MICROSOFT TECHNOLOGY LICENSING, LLC

Inventor(s)

Brandon Barry Haynes of Seattle WA (US)

Jyoti Leeka of Sunnyvale CA (US)

Anna Pavlenko of Edmonds WA (US)

Rana Alotaibi of Laguna Beach CA (US)

Alekh Jindal of Sammamish WA (US)

MATERIALIZED VIEW GENERATION AND PROVISION BASED ON QUERIES HAVING A SEMANTICALLY EQUIVALENT OR CONTAINMENT RELATIONSHIP - A simplified explanation of the abstract

This abstract first appeared for US patent application 17734026 titled 'MATERIALIZED VIEW GENERATION AND PROVISION BASED ON QUERIES HAVING A SEMANTICALLY EQUIVALENT OR CONTAINMENT RELATIONSHIP

Simplified Explanation

- This patent application is about generating and returning materialized views for queries that have a specific relationship with each other. - Machine learning techniques are used to identify query subexpressions that are either semantically equivalent or contain each other. - When such relationships are identified, a materialized view is created for the identified subexpressions. - When a query is received, machine learning techniques are used to determine if a subexpression of the query has a relationship with another subexpression that has a materialized view. - If a relationship is found, the materialized view generated for the other subexpression is returned.


Original Abstract Submitted

Embodiments described herein are directed to generating and returning materialized views for queries (or subexpressions thereof) having a particular relationship with each other.

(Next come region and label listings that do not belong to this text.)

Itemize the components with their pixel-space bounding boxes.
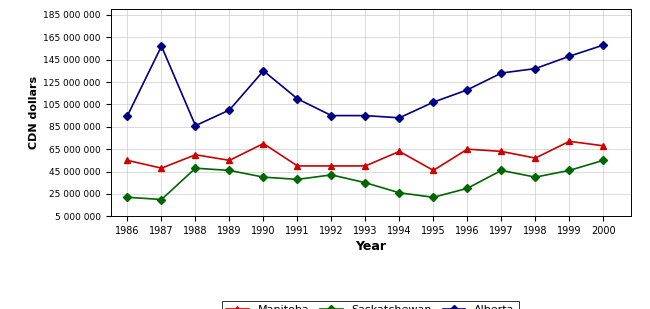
Alberta bbox=[192, 124, 200, 128]
Manitoba bbox=[395, 150, 403, 153]
Saskatchewan bbox=[430, 195, 437, 199]
Saskatchewan bbox=[599, 159, 607, 162]
Legend: Manitoba, Saskatchewan, Alberta: Manitoba, Saskatchewan, Alberta bbox=[222, 301, 519, 309]
Manitoba bbox=[226, 159, 233, 162]
Alberta bbox=[463, 88, 471, 92]
Manitoba bbox=[463, 147, 471, 151]
Manitoba bbox=[532, 156, 539, 160]
Manitoba bbox=[328, 164, 335, 168]
Alberta bbox=[157, 44, 165, 48]
Line: Alberta: Alberta bbox=[125, 42, 606, 129]
Line: Manitoba: Manitoba bbox=[124, 138, 607, 174]
Manitoba bbox=[259, 142, 267, 146]
Saskatchewan bbox=[124, 195, 131, 199]
Saskatchewan bbox=[497, 169, 505, 172]
Saskatchewan bbox=[463, 186, 471, 190]
Saskatchewan bbox=[259, 175, 267, 179]
Y-axis label: CDN dollars: CDN dollars bbox=[29, 76, 39, 149]
Saskatchewan bbox=[395, 191, 403, 195]
Alberta bbox=[259, 69, 267, 73]
X-axis label: Year: Year bbox=[355, 240, 386, 253]
Saskatchewan bbox=[532, 175, 539, 179]
Manitoba bbox=[192, 153, 200, 157]
Manitoba bbox=[497, 150, 505, 153]
Alberta bbox=[430, 100, 437, 104]
Alberta bbox=[328, 114, 335, 117]
Manitoba bbox=[430, 169, 437, 172]
Alberta bbox=[395, 116, 403, 120]
Saskatchewan bbox=[361, 181, 369, 184]
Manitoba bbox=[599, 144, 607, 148]
Manitoba bbox=[566, 139, 573, 143]
Saskatchewan bbox=[294, 177, 302, 181]
Alberta bbox=[124, 114, 131, 117]
Alberta bbox=[532, 67, 539, 70]
Saskatchewan bbox=[192, 166, 200, 170]
Saskatchewan bbox=[566, 169, 573, 172]
Alberta bbox=[361, 114, 369, 117]
Line: Saskatchewan: Saskatchewan bbox=[125, 158, 606, 202]
Saskatchewan bbox=[328, 173, 335, 177]
Manitoba bbox=[157, 166, 165, 170]
Saskatchewan bbox=[226, 169, 233, 172]
Alberta bbox=[497, 71, 505, 75]
Manitoba bbox=[361, 164, 369, 168]
Alberta bbox=[566, 54, 573, 58]
Alberta bbox=[599, 43, 607, 47]
Saskatchewan bbox=[157, 198, 165, 201]
Alberta bbox=[226, 108, 233, 112]
Manitoba bbox=[124, 159, 131, 162]
Manitoba bbox=[294, 164, 302, 168]
Alberta bbox=[294, 97, 302, 101]
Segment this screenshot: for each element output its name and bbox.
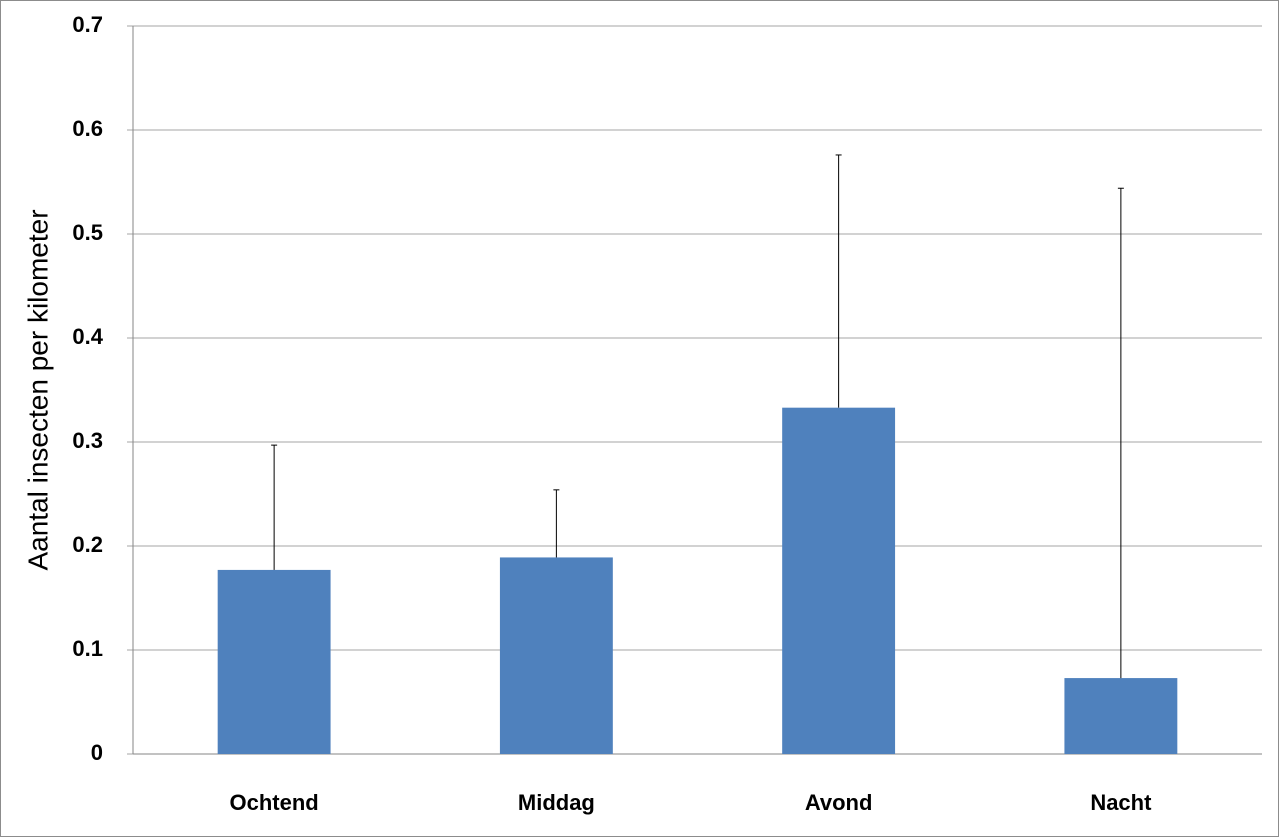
- y-tick-label: 0.1: [72, 636, 103, 661]
- y-tick-label: 0.6: [72, 116, 103, 141]
- y-axis-label: Aantal insecten per kilometer: [22, 209, 53, 570]
- bar: [782, 407, 896, 754]
- error-bar: [835, 154, 842, 408]
- x-tick-label: Ochtend: [230, 790, 319, 815]
- error-bar: [553, 489, 560, 558]
- x-tick-label: Avond: [805, 790, 873, 815]
- error-bar: [1117, 187, 1124, 679]
- x-tick-label: Nacht: [1090, 790, 1152, 815]
- y-tick-label: 0.4: [72, 324, 103, 349]
- y-tick-label: 0.3: [72, 428, 103, 453]
- bar: [217, 569, 331, 754]
- error-bar: [271, 444, 278, 570]
- bar: [499, 557, 613, 754]
- x-tick-label: Middag: [518, 790, 595, 815]
- y-tick-label: 0.7: [72, 12, 103, 37]
- bar: [1064, 678, 1178, 754]
- y-tick-label: 0: [91, 740, 103, 765]
- y-tick-label: 0.5: [72, 220, 103, 245]
- y-tick-label: 0.2: [72, 532, 103, 557]
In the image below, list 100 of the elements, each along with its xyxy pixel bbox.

For instance, machine learning-based techniques may be utilized to identify query subexpressions that have at least one of a semantically equivalent relationship or a containment relationship with each other. Responsive to identifying such relationship(s), a materialized view may be generated for the identified subexpressions. When a query is subsequently received, machine learning-based techniques may be utilized to determine whether a subexpression of the query possesses at least one of a semantically equivalent relationship or a containment relationship with another subexpression for which a materialized view has been generated. Responsive to determining that such a subexpression of the query possesses one or more of such relationships, the materialized view generated for the other subexpression is returned.